The Colours of Tea

Green, black, white, smoked, semi-oxidised or flavoured tea: they all come from the same tree, the Camellia sinensis (literally "Camellia of China"), also known as the tea tree.

It is how the tea leaves are processed that determines the colour and type of tea produced and it is only the way they are processed and picked that can change their qualities.

Les couleurs du thé

Different stages:

1

Withering
Exposure to the sun for fifteen or so hours, to dry out and remove any moisture from the leaves. After picking, one tea leaf contains 75% moisture. This is reduced to 68% after the withering process.

2

Rolling
To make the tea leaves less bulky, the withered leaves are rolled in a machine. During this process the tea produced is tasteless as it is not yet concentrated.

3

Oxidation
This stage concerns only black and Oolong teas. The leaves are spread out in a humid room, between 25 to 30°C, for 30 to 90 minutes. Air must not be allowed to circulate in this room. The length of oxidation will depend on the quality of the leaves, the season, the region and the intensity of the desired colour.

4

Drying
The leaves are dried in hot air. This stage is essential as it is this process that allows the tea to keep for long periods. The tea should not be too dry, otherwise it will lose its body, the leaves are then dried in hot air.

Rooibos

Rooibos is not actually a tea as it is not derived from camellia sinensis (or tea tree). It therefore contains no theine.

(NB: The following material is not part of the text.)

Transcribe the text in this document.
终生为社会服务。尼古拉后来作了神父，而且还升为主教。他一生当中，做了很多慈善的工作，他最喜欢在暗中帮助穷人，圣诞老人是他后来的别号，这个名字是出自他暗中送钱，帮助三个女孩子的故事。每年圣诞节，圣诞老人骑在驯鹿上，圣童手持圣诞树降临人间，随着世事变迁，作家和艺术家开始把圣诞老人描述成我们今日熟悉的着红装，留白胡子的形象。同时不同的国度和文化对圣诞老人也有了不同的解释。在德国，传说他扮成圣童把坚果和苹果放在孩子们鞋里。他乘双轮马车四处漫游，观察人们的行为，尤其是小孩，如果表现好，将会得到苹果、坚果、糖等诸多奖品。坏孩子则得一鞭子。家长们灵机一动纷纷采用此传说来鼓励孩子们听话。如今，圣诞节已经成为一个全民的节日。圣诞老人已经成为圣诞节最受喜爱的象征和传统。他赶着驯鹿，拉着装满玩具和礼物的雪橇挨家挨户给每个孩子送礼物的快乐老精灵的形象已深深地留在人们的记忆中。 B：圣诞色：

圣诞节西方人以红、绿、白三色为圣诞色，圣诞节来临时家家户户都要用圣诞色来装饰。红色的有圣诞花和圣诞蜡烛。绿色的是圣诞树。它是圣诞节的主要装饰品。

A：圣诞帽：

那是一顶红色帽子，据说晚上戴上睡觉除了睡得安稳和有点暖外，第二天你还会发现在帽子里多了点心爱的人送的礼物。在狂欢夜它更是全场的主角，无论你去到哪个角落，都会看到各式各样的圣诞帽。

It comes from a shrub belonging to the same family as acacias, which grows exclusively in South Africa’s Cedarberg mountains, located to the north of the town Cape of Good Hope. Attempts have been made to cultivate rooibos in other countries with similar climates, but without success. It seems that the shrub requires a very specific climate and kind of sun to grow.

Rooibos

Mate

Mate s a plant that originates from Latin America where it is known as "Yerba Mate". This plant has been used for thousands of years by the people of Paraguay and Argentina who consume its leaves in the form of a herbal tea to ensure vitality and longevity. Mate is traditionally drunk in a calabash with a filtering pipe known as a bombilla, which allows the mate to be consumed with removing the leaves from the herbal tea. Mate has a strong social significance in some Latin American countries. Traditionally, the calabash is passed from hand to hand, because drinking mate is first and foremost an experience for sharing.